Romans na całe życie

Romans na całe życie

Znajdziesz kwiat z pięcioma płatkami na gałęzi bzu - czekaj na szczęście ... Wszyscy od dzieciństwa wierzymy w ten znak i cudowną zdolność bzu do pracy nad cudami. Właśnie o tym Siergiej Rachmaninow napisał swój najłagodniejszy i szczery romans „Liliowy”. Tworząc go, kompozytor nie miał pojęcia, że ​​ten konkretny kwiat stanie się stałym towarzyszem jego życia i nie tylko ...

Raz po koncercie Rachmaninow otrzymał duży bukiet białego bzu. Żadnych podpisów, żadnych pocztówek, nic, co mówi o dawcy, tylko pachnące świeże kwiaty. Od tego czasu, gdziekolwiek mówił, w jakimkolwiek kraju był, ktoś wciąż dawał mu bzy. Niezmiennie zdobiła jego koncerty i pokoje hotelowe. Każdego dnia przynoszono mu ten sam śnieżnobiały bukiet.

Podczas premiery wiersza „Dzwony”, który odbył się w lutym 1914 r., Rachmaninow otrzymał konsolę dyrygenta, hojnie ozdobioną białym bzem i pałeczką dyrygenta z kości słoniowej, na której wyrzeźbiono ten sam liliowy. A nawet gdy 4 lata później Rachmaninow opuścił Rosję na zawsze, w jego przedziale cudownie okazał się aromatyczną gałęzią winogron ...

Wielbiciel Rachmaninowa, który stale dawał mu bzy, przez długi czas pozostawał tajemniczym nieznajomym. Przyjaciele kompozytora nazywali ją „White Lilac”. Zaledwie kilka lat później jeden z nich ujawnił mu wielką tajemnicę - okazał się Biały Lili Thekla Yakovlevna Rousseau. Ten skromny nauczyciel z prowincji kijowskiej, zakochany w swojej muzyce, uosabiał jej spowiedź w śnieżnobiałym, pachnącym kwiecie - czystym, niewinnym, wiosennym symbolu, odurzającym słodkim aromatem. Kompozytor napisał do niej, a między nimi rozwinęła się duchowa przyjaźń.

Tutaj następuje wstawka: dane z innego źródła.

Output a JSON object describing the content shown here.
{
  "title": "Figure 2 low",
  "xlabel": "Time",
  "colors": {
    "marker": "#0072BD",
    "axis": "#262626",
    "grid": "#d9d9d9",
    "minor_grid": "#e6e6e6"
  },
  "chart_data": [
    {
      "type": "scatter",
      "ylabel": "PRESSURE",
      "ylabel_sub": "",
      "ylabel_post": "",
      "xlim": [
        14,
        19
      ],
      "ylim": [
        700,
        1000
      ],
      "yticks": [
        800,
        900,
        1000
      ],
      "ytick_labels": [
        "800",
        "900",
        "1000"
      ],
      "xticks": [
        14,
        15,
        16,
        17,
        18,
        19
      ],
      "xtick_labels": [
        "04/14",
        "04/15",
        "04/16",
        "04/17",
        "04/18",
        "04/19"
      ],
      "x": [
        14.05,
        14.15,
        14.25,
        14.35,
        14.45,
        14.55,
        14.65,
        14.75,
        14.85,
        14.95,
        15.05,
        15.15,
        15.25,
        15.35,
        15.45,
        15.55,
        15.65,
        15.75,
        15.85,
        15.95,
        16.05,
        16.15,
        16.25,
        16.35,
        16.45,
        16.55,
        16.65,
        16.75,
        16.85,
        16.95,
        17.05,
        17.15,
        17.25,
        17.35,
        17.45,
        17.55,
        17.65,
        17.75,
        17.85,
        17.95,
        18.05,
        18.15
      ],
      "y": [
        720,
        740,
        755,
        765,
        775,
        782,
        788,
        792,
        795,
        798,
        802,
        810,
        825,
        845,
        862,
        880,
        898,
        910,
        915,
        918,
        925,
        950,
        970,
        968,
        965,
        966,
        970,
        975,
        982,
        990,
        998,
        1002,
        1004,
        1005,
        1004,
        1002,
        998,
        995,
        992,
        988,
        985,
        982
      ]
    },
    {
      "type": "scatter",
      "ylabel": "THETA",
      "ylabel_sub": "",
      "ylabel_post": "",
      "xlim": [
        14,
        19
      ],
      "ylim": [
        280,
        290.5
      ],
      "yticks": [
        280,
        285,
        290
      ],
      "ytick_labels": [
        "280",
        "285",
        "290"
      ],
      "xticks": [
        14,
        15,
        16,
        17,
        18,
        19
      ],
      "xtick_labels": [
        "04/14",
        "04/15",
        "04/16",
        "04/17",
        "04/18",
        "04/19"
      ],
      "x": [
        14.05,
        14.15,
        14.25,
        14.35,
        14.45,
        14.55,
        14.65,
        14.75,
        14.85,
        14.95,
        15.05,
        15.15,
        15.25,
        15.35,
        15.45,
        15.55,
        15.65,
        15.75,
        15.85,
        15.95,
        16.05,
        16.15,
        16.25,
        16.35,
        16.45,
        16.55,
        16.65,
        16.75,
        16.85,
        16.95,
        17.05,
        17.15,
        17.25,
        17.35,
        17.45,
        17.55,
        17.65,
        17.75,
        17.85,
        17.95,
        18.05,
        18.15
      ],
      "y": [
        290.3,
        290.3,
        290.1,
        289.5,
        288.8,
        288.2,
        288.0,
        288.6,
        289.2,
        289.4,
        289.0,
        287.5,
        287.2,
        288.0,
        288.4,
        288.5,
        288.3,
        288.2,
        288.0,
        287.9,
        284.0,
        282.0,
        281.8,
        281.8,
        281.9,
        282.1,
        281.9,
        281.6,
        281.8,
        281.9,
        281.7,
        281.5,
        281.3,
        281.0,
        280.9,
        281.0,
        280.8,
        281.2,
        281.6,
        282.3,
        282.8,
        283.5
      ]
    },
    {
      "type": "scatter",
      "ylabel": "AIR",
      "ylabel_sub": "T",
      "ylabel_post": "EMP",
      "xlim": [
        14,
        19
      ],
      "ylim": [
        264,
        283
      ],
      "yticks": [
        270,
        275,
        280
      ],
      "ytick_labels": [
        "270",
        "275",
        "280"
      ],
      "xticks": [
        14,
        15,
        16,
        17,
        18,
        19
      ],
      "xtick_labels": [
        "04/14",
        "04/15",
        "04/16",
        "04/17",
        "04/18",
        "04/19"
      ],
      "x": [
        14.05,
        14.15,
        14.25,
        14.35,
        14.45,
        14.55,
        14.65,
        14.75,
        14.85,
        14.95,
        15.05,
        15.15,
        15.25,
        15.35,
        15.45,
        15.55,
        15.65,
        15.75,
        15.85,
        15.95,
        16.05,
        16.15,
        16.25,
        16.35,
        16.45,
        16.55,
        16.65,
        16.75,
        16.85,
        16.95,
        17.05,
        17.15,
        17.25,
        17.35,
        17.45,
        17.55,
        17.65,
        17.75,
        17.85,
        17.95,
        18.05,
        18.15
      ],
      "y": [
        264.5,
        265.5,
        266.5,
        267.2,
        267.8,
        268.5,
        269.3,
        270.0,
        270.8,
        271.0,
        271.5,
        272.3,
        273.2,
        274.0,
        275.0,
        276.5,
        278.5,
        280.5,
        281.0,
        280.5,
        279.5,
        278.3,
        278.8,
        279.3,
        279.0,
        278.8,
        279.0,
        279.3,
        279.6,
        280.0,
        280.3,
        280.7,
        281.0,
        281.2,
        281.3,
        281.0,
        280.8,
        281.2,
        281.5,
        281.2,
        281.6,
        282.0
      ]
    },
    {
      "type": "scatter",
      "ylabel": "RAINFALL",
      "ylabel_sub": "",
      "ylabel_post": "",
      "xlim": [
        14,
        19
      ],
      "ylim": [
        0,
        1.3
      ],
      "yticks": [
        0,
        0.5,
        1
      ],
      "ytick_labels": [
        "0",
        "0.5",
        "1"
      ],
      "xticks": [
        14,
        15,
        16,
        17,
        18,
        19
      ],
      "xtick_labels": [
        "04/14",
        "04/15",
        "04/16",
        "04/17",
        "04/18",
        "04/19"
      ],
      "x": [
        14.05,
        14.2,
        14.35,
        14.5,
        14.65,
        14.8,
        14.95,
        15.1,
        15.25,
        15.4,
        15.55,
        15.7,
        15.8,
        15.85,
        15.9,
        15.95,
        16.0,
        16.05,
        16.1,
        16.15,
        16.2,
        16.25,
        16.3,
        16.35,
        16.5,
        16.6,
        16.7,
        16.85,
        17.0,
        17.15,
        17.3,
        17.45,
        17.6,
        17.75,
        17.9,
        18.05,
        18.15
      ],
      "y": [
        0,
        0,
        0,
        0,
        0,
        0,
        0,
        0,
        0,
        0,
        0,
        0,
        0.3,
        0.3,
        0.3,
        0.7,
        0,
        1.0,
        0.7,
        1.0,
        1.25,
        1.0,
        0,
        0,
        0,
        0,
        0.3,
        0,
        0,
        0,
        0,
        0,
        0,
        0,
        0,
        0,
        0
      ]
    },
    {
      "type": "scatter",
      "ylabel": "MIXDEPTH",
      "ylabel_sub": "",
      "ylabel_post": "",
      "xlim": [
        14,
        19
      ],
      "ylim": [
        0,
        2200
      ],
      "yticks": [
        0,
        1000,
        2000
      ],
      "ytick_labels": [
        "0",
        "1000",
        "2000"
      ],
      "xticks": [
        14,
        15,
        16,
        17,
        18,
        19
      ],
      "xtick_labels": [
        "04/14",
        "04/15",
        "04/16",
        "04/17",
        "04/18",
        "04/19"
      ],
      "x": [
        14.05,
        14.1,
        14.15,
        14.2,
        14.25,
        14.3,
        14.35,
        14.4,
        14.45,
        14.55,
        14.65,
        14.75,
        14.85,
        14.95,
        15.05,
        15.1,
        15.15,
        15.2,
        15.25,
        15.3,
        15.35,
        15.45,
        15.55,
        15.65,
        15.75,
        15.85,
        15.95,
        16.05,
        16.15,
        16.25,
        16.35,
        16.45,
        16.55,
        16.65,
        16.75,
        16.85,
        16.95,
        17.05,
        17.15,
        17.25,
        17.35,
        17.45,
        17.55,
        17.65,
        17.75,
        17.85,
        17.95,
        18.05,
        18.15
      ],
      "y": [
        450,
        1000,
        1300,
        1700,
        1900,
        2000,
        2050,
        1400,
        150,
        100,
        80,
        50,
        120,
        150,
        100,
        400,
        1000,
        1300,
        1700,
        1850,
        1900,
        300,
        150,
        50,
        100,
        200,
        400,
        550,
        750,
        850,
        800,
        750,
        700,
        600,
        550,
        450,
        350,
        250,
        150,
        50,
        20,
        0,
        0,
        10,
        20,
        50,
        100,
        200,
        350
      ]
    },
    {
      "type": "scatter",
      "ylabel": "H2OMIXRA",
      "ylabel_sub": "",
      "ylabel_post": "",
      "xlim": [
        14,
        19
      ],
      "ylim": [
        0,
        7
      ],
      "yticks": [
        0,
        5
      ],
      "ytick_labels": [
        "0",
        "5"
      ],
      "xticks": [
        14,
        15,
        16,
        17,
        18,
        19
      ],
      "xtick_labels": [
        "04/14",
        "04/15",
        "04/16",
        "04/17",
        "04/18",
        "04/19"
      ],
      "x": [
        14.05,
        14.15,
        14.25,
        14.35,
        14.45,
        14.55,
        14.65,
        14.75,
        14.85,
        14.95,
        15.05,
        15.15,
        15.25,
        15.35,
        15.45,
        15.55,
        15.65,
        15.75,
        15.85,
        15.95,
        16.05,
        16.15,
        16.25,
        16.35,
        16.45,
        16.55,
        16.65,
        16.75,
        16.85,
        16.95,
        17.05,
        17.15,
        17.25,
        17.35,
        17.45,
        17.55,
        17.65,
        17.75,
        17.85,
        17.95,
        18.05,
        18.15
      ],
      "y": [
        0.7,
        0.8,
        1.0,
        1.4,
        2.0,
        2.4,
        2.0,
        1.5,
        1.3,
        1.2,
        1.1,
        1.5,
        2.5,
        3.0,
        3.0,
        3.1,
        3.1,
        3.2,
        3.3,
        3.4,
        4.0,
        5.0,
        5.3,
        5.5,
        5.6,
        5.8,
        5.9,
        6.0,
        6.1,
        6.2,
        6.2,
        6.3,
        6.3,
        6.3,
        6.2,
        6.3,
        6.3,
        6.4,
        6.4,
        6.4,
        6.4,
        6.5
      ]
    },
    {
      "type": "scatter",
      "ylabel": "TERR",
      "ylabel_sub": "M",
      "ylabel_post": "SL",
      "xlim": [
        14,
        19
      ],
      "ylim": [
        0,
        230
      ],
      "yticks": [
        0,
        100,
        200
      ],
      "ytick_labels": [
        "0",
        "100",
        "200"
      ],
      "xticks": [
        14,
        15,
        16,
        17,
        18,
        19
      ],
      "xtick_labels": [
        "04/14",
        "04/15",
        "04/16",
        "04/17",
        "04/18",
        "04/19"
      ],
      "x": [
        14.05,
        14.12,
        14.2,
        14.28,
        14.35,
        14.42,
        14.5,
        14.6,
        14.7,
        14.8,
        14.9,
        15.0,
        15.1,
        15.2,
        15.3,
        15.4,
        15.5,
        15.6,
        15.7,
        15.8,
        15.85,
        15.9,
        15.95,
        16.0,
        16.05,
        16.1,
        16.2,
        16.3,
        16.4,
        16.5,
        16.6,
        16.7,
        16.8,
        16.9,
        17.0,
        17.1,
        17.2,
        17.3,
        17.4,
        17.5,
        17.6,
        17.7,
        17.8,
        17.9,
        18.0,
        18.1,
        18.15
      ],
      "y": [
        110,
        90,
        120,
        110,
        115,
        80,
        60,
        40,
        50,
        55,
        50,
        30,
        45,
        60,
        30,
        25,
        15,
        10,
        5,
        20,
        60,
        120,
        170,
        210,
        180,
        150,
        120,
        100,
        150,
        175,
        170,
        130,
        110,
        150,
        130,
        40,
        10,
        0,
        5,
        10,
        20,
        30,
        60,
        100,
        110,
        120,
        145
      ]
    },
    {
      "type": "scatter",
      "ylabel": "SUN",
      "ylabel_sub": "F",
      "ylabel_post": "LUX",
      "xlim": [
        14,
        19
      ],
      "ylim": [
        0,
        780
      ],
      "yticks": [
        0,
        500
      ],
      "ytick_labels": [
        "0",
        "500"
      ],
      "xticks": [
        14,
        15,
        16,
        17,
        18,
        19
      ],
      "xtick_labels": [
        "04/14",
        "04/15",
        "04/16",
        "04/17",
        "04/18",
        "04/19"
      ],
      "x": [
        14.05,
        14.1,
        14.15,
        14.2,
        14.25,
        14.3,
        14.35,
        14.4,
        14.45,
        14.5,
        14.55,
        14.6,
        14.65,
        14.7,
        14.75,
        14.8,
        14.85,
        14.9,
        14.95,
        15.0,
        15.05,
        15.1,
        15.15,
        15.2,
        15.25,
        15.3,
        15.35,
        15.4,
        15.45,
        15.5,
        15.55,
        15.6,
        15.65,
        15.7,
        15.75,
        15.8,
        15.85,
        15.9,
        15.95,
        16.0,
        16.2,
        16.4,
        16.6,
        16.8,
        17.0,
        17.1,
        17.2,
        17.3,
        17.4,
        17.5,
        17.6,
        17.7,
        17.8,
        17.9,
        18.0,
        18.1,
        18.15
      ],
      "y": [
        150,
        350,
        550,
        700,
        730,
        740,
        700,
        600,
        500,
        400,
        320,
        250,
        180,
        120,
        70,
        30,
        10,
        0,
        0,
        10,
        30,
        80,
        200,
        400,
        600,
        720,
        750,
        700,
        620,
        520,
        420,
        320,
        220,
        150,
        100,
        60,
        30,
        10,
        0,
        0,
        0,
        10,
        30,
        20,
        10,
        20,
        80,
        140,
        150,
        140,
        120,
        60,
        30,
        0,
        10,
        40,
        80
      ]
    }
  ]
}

I tak niechętnie biały lili stał się rodzajem anioła stróża Rachmaninowa, który zawsze towarzyszył mu przez całe życie: od czasów młodości, kiedy po raz pierwszy poczuł jej zapach w wiosce Ivanovka aż do ostatnich dni. Kilka lat po śmierci kompozytora pianista Van Cliburn posadził na jego grobie drzewko bzu białego, które sowieccy studenci przedstawili mu w Moskwie. I niech Rachmaninow odpocznie daleko poza oceanem, w Nowym Jorku, ale żywy i pachnący krzew rosyjskiego bzu na zawsze związał go ze swoją ojczystą stroną. Dziś nazwa tego kwiatu wciąż brzmi konsekwentnie obok imienia kompozytora - i to nie tylko podczas wykonywania słynnego romansu: od kilku lat w Kazaniu odbywa się festiwal „Biały Lilac”, poświęcony kompozytorowi.

Obejrzyj film: W ten sposób chciała wmówić wszystkim, że ma romans z nauczycielem Szkoła odc. 676 (Kwiecień 2024).